You may wonder why I’m only announcing this now, more than 2 months into the 3-month window I’ve allotted for said time; or why I feel the need to announce it at all, since it’s not like I’ve been churning out a steady stream of content up to now.
I’m announcing it because I need to make things right: with Adam, with myself, and by extension, with you all.
Up until today I’ve spent every available minute of my self-proclaimed “partial maternity leave” (amounting to the 3 days a week during which I’m responsible for baby Adam, the other 2 days being crammed with work meetings and client calls) splintering my attention and my loyalty in that classic way I would’ve promptly coached myself out of doing if I were my own client: that way where I’m either half-attending to my son and feeling guilty for not “using this time to write,” or halfheartedly picking at one of my several drafts-in-progress and feeling guilty for not attending more fully to my son.
Mark my words, readers: this is not the builder’s way. It’s not the approach I want to be taking either in my work or in my parenting.
It’s not, for all my desperate attempts to replicate it, the builder’s renaissance that was my first maternity leave.
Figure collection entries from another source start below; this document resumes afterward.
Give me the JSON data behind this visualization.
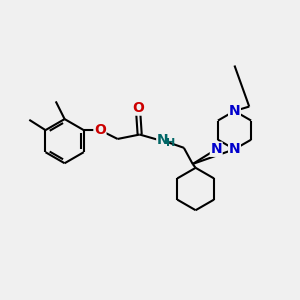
{
  "background_color": "#f0f0f0",
  "bond_color": "#000000",
  "oxygen_color": "#cc0000",
  "nitrogen_color": "#0000cc",
  "nh_color": "#006666",
  "lw": 1.5,
  "figsize": [
    3.0,
    3.0
  ],
  "dpi": 100,
  "xlim": [
    0,
    10
  ],
  "ylim": [
    0,
    10
  ]
}
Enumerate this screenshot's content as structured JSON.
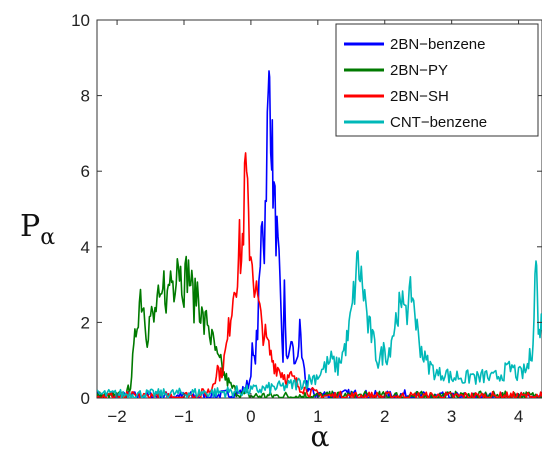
{
  "chart_data": {
    "type": "line",
    "title": "",
    "xlabel": "α",
    "ylabel_main": "P",
    "ylabel_sub": "α",
    "xlim": [
      -2.3,
      4.35
    ],
    "ylim": [
      0,
      10
    ],
    "xticks": [
      -2,
      -1,
      0,
      1,
      2,
      3,
      4
    ],
    "xtick_labels": [
      "−2",
      "−1",
      "0",
      "1",
      "2",
      "3",
      "4"
    ],
    "yticks": [
      0,
      2,
      4,
      6,
      8,
      10
    ],
    "ytick_labels": [
      "0",
      "2",
      "4",
      "6",
      "8",
      "10"
    ],
    "grid": false,
    "legend_position": "top-right",
    "series": [
      {
        "name": "2BN−benzene",
        "color": "#0000ff",
        "points": [
          [
            -2.3,
            0.05
          ],
          [
            -1.5,
            0.05
          ],
          [
            -0.8,
            0.05
          ],
          [
            -0.5,
            0.06
          ],
          [
            -0.35,
            0.1
          ],
          [
            -0.2,
            0.12
          ],
          [
            -0.1,
            0.2
          ],
          [
            -0.02,
            0.45
          ],
          [
            0.02,
            1.2
          ],
          [
            0.05,
            0.9
          ],
          [
            0.1,
            1.8
          ],
          [
            0.14,
            3.4
          ],
          [
            0.17,
            5.1
          ],
          [
            0.2,
            4.0
          ],
          [
            0.23,
            6.2
          ],
          [
            0.26,
            7.6
          ],
          [
            0.28,
            8.5
          ],
          [
            0.31,
            7.0
          ],
          [
            0.33,
            5.8
          ],
          [
            0.36,
            4.9
          ],
          [
            0.39,
            4.2
          ],
          [
            0.42,
            3.3
          ],
          [
            0.45,
            2.1
          ],
          [
            0.48,
            1.1
          ],
          [
            0.5,
            2.7
          ],
          [
            0.53,
            1.3
          ],
          [
            0.56,
            0.9
          ],
          [
            0.6,
            1.6
          ],
          [
            0.63,
            1.2
          ],
          [
            0.66,
            0.8
          ],
          [
            0.7,
            1.3
          ],
          [
            0.73,
            1.7
          ],
          [
            0.76,
            1.0
          ],
          [
            0.8,
            0.6
          ],
          [
            0.85,
            0.3
          ],
          [
            0.9,
            0.15
          ],
          [
            1.0,
            0.1
          ],
          [
            1.2,
            0.08
          ],
          [
            1.5,
            0.1
          ],
          [
            1.8,
            0.07
          ],
          [
            2.0,
            0.05
          ],
          [
            2.3,
            0.08
          ],
          [
            2.6,
            0.04
          ],
          [
            3.0,
            0.03
          ],
          [
            3.5,
            0.03
          ],
          [
            4.35,
            0.03
          ]
        ]
      },
      {
        "name": "2BN−PY",
        "color": "#007a00",
        "points": [
          [
            -2.3,
            0.05
          ],
          [
            -2.0,
            0.05
          ],
          [
            -1.85,
            0.1
          ],
          [
            -1.8,
            0.4
          ],
          [
            -1.75,
            1.2
          ],
          [
            -1.7,
            2.1
          ],
          [
            -1.65,
            2.8
          ],
          [
            -1.6,
            2.4
          ],
          [
            -1.55,
            1.7
          ],
          [
            -1.5,
            2.2
          ],
          [
            -1.45,
            2.0
          ],
          [
            -1.4,
            2.6
          ],
          [
            -1.35,
            2.3
          ],
          [
            -1.3,
            3.0
          ],
          [
            -1.25,
            2.6
          ],
          [
            -1.2,
            3.3
          ],
          [
            -1.15,
            3.0
          ],
          [
            -1.1,
            3.9
          ],
          [
            -1.05,
            3.3
          ],
          [
            -1.0,
            3.0
          ],
          [
            -0.95,
            3.4
          ],
          [
            -0.9,
            3.1
          ],
          [
            -0.85,
            2.5
          ],
          [
            -0.8,
            2.9
          ],
          [
            -0.75,
            2.3
          ],
          [
            -0.7,
            1.9
          ],
          [
            -0.65,
            2.1
          ],
          [
            -0.6,
            1.6
          ],
          [
            -0.55,
            1.4
          ],
          [
            -0.5,
            1.0
          ],
          [
            -0.45,
            0.9
          ],
          [
            -0.4,
            0.6
          ],
          [
            -0.35,
            0.45
          ],
          [
            -0.3,
            0.3
          ],
          [
            -0.2,
            0.15
          ],
          [
            -0.1,
            0.08
          ],
          [
            0.0,
            0.05
          ],
          [
            0.5,
            0.05
          ],
          [
            1.0,
            0.05
          ],
          [
            2.0,
            0.05
          ],
          [
            3.0,
            0.05
          ],
          [
            4.35,
            0.05
          ]
        ]
      },
      {
        "name": "2BN−SH",
        "color": "#ff0000",
        "points": [
          [
            -2.3,
            0.04
          ],
          [
            -1.0,
            0.05
          ],
          [
            -0.75,
            0.1
          ],
          [
            -0.6,
            0.2
          ],
          [
            -0.55,
            0.5
          ],
          [
            -0.5,
            0.8
          ],
          [
            -0.45,
            0.6
          ],
          [
            -0.4,
            1.0
          ],
          [
            -0.35,
            1.5
          ],
          [
            -0.3,
            2.3
          ],
          [
            -0.25,
            3.0
          ],
          [
            -0.2,
            3.4
          ],
          [
            -0.17,
            4.0
          ],
          [
            -0.14,
            3.6
          ],
          [
            -0.11,
            4.7
          ],
          [
            -0.08,
            6.1
          ],
          [
            -0.05,
            5.0
          ],
          [
            -0.02,
            4.2
          ],
          [
            0.02,
            3.6
          ],
          [
            0.05,
            3.1
          ],
          [
            0.1,
            2.6
          ],
          [
            0.15,
            2.0
          ],
          [
            0.2,
            1.7
          ],
          [
            0.25,
            1.4
          ],
          [
            0.3,
            1.1
          ],
          [
            0.35,
            0.9
          ],
          [
            0.4,
            0.8
          ],
          [
            0.45,
            0.7
          ],
          [
            0.5,
            0.6
          ],
          [
            0.55,
            0.5
          ],
          [
            0.6,
            0.55
          ],
          [
            0.65,
            0.45
          ],
          [
            0.7,
            0.35
          ],
          [
            0.75,
            0.3
          ],
          [
            0.8,
            0.25
          ],
          [
            0.9,
            0.15
          ],
          [
            1.0,
            0.08
          ],
          [
            1.2,
            0.05
          ],
          [
            2.0,
            0.04
          ],
          [
            4.35,
            0.04
          ]
        ]
      },
      {
        "name": "CNT−benzene",
        "color": "#00b8b8",
        "points": [
          [
            -2.3,
            0.1
          ],
          [
            -1.5,
            0.1
          ],
          [
            -0.5,
            0.15
          ],
          [
            0.0,
            0.2
          ],
          [
            0.5,
            0.3
          ],
          [
            0.85,
            0.45
          ],
          [
            1.0,
            0.6
          ],
          [
            1.1,
            0.8
          ],
          [
            1.2,
            1.0
          ],
          [
            1.3,
            0.8
          ],
          [
            1.35,
            1.1
          ],
          [
            1.4,
            1.3
          ],
          [
            1.45,
            1.6
          ],
          [
            1.5,
            2.2
          ],
          [
            1.55,
            2.9
          ],
          [
            1.6,
            3.6
          ],
          [
            1.65,
            3.1
          ],
          [
            1.7,
            2.7
          ],
          [
            1.75,
            1.9
          ],
          [
            1.8,
            1.7
          ],
          [
            1.85,
            1.3
          ],
          [
            1.9,
            1.0
          ],
          [
            1.95,
            1.1
          ],
          [
            2.0,
            1.3
          ],
          [
            2.05,
            1.1
          ],
          [
            2.1,
            1.6
          ],
          [
            2.15,
            1.9
          ],
          [
            2.2,
            2.4
          ],
          [
            2.25,
            2.2
          ],
          [
            2.3,
            2.8
          ],
          [
            2.35,
            2.2
          ],
          [
            2.4,
            2.9
          ],
          [
            2.45,
            2.3
          ],
          [
            2.5,
            1.6
          ],
          [
            2.55,
            1.3
          ],
          [
            2.6,
            1.0
          ],
          [
            2.7,
            0.8
          ],
          [
            2.8,
            0.6
          ],
          [
            2.9,
            0.7
          ],
          [
            3.0,
            0.5
          ],
          [
            3.1,
            0.6
          ],
          [
            3.2,
            0.5
          ],
          [
            3.3,
            0.6
          ],
          [
            3.4,
            0.5
          ],
          [
            3.5,
            0.6
          ],
          [
            3.6,
            0.5
          ],
          [
            3.7,
            0.6
          ],
          [
            3.8,
            0.7
          ],
          [
            3.9,
            0.8
          ],
          [
            4.0,
            0.6
          ],
          [
            4.1,
            0.7
          ],
          [
            4.15,
            0.9
          ],
          [
            4.2,
            1.3
          ],
          [
            4.23,
            2.2
          ],
          [
            4.26,
            3.9
          ],
          [
            4.28,
            2.6
          ],
          [
            4.31,
            1.6
          ],
          [
            4.33,
            2.1
          ],
          [
            4.35,
            1.8
          ]
        ]
      }
    ]
  }
}
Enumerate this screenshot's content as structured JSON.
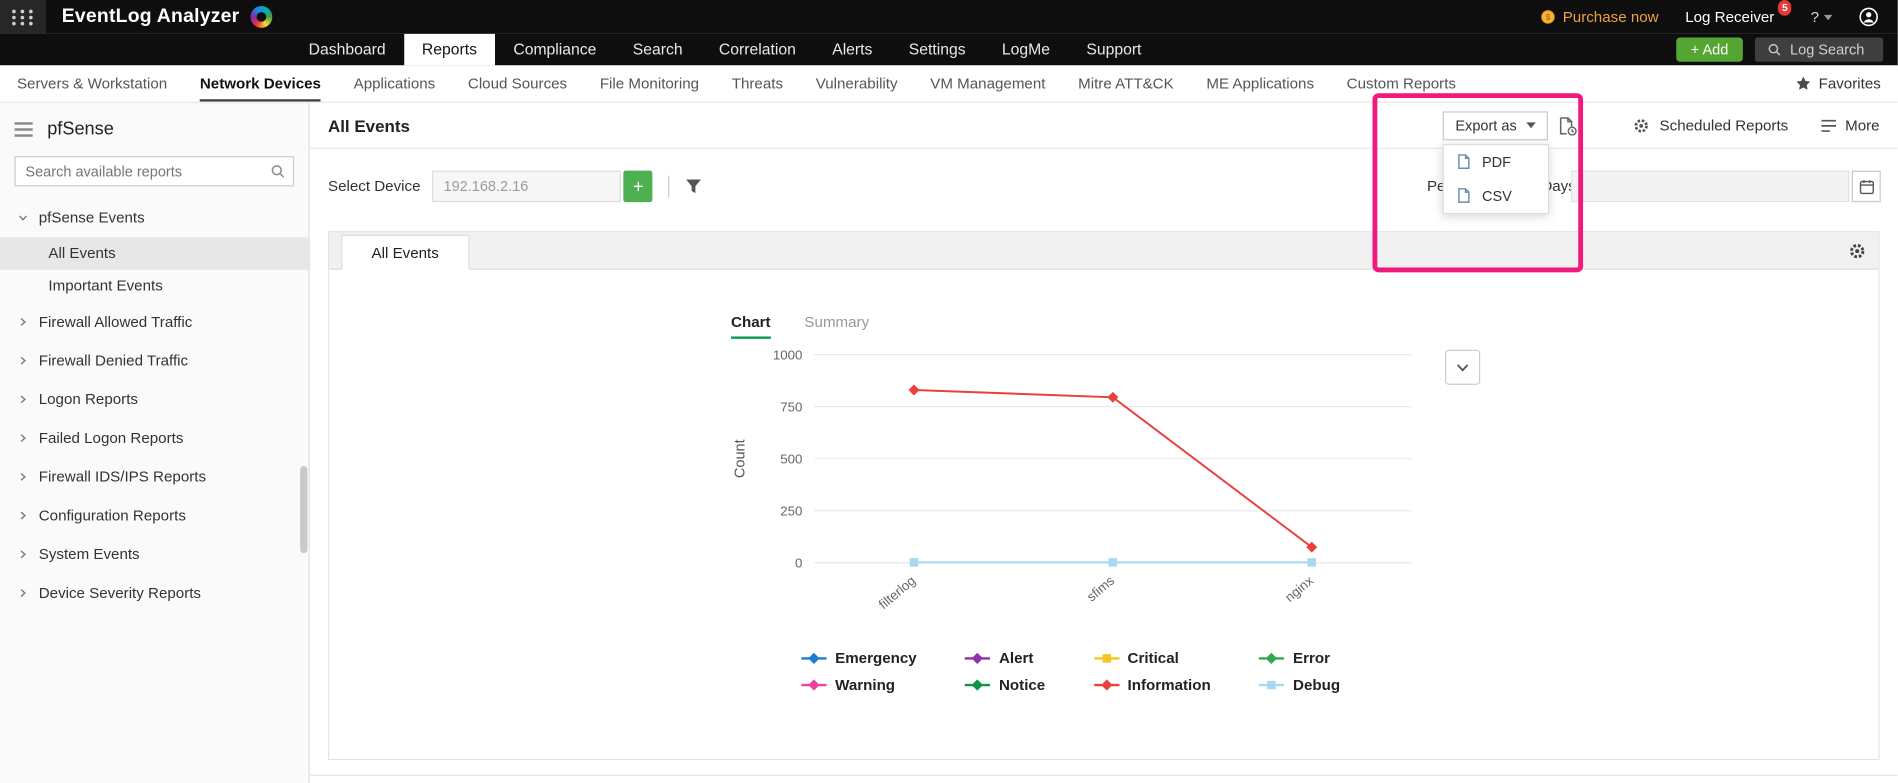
{
  "topbar": {
    "product": "EventLog Analyzer",
    "purchase_label": "Purchase now",
    "log_receiver_label": "Log Receiver",
    "badge": "5",
    "help_label": "?"
  },
  "mainnav": {
    "items": [
      "Dashboard",
      "Reports",
      "Compliance",
      "Search",
      "Correlation",
      "Alerts",
      "Settings",
      "LogMe",
      "Support"
    ],
    "active": "Reports",
    "add_label": "+ Add",
    "log_search_label": "Log Search"
  },
  "subnav": {
    "items": [
      "Servers & Workstation",
      "Network Devices",
      "Applications",
      "Cloud Sources",
      "File Monitoring",
      "Threats",
      "Vulnerability",
      "VM Management",
      "Mitre ATT&CK",
      "ME Applications",
      "Custom Reports"
    ],
    "active": "Network Devices",
    "favorites_label": "Favorites"
  },
  "sidebar": {
    "title": "pfSense",
    "search_placeholder": "Search available reports",
    "tree": [
      {
        "label": "pfSense Events",
        "expanded": true,
        "children": [
          {
            "label": "All Events",
            "selected": true
          },
          {
            "label": "Important Events"
          }
        ]
      },
      {
        "label": "Firewall Allowed Traffic"
      },
      {
        "label": "Firewall Denied Traffic"
      },
      {
        "label": "Logon Reports"
      },
      {
        "label": "Failed Logon Reports"
      },
      {
        "label": "Firewall IDS/IPS Reports"
      },
      {
        "label": "Configuration Reports"
      },
      {
        "label": "System Events"
      },
      {
        "label": "Device Severity Reports"
      }
    ]
  },
  "content": {
    "title": "All Events",
    "export": {
      "button_label": "Export as",
      "menu": [
        "PDF",
        "CSV"
      ]
    },
    "scheduled_reports_label": "Scheduled Reports",
    "more_label": "More",
    "select_device_label": "Select Device",
    "device_value": "192.168.2.16",
    "add_device_label": "+",
    "period_label": "Period",
    "period_value": "Last 30 Days",
    "active_tab": "All Events",
    "chart_tabs": [
      "Chart",
      "Summary"
    ],
    "chart_tab_active": "Chart"
  },
  "chart_data": {
    "type": "line",
    "title": "",
    "categories": [
      "filterlog",
      "sfims",
      "nginx"
    ],
    "series": [
      {
        "name": "Information",
        "color": "#e8403a",
        "marker": "diamond",
        "values": [
          830,
          795,
          75
        ]
      },
      {
        "name": "Debug",
        "color": "#a8d8ef",
        "marker": "square",
        "values": [
          2,
          2,
          2
        ]
      }
    ],
    "xlabel": "",
    "ylabel": "Count",
    "ylim": [
      0,
      1000
    ],
    "yticks": [
      0,
      250,
      500,
      750,
      1000
    ],
    "grid": true,
    "legend_position": "bottom",
    "legend": [
      {
        "label": "Emergency",
        "color": "#1d7dd2",
        "marker": "diamond"
      },
      {
        "label": "Alert",
        "color": "#9031aa",
        "marker": "diamond"
      },
      {
        "label": "Critical",
        "color": "#f5c51d",
        "marker": "square"
      },
      {
        "label": "Error",
        "color": "#2fa84f",
        "marker": "diamond"
      },
      {
        "label": "Warning",
        "color": "#f0439c",
        "marker": "diamond"
      },
      {
        "label": "Notice",
        "color": "#0e9347",
        "marker": "diamond"
      },
      {
        "label": "Information",
        "color": "#e8403a",
        "marker": "diamond"
      },
      {
        "label": "Debug",
        "color": "#a8d8ef",
        "marker": "square"
      }
    ]
  },
  "annotation": {
    "color": "#f2197e"
  }
}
It’s not like that bizarre synergy of falling in love with my newborn daughter and watching the world collapse around me (this was Spring of 2020 in NYC) that inspired a torrent of insights and connections I felt freshly motivated to share in writing. It’s not me channeling the fierce joy and optimism of new motherhood to rise to an urgent occasion for growth and impact in the face of calamity.
Rather it’s my anxiously attached former self tugging me back into its inertial orbit, robbing me of the needed self-trust to commit myself to any one project wholeheartedly. It’s me cowering before the inner drill sergeant who nags me to hurry up and insert my 2 cents about this or that hot-button issue currently stressing out startup founders, as if any of the fundamental psychological factors at play are actually going anywhere.
More later on the interesting nuances of this difference, and on how we can all get better at noticing and overcoming it within ourselves. But not today. Today is the day I confess that it’s taken me most of these 3 months of what could have been the undiluted relishing of every irreplaceable moment with my wiggly, wide-eyed, rapidly growing boy to notice (and admit) the difference to myself.
Thank god we still have 3 weeks!
Signing out,
Gena
I love that you wrote this and I support what you're doing, Gena!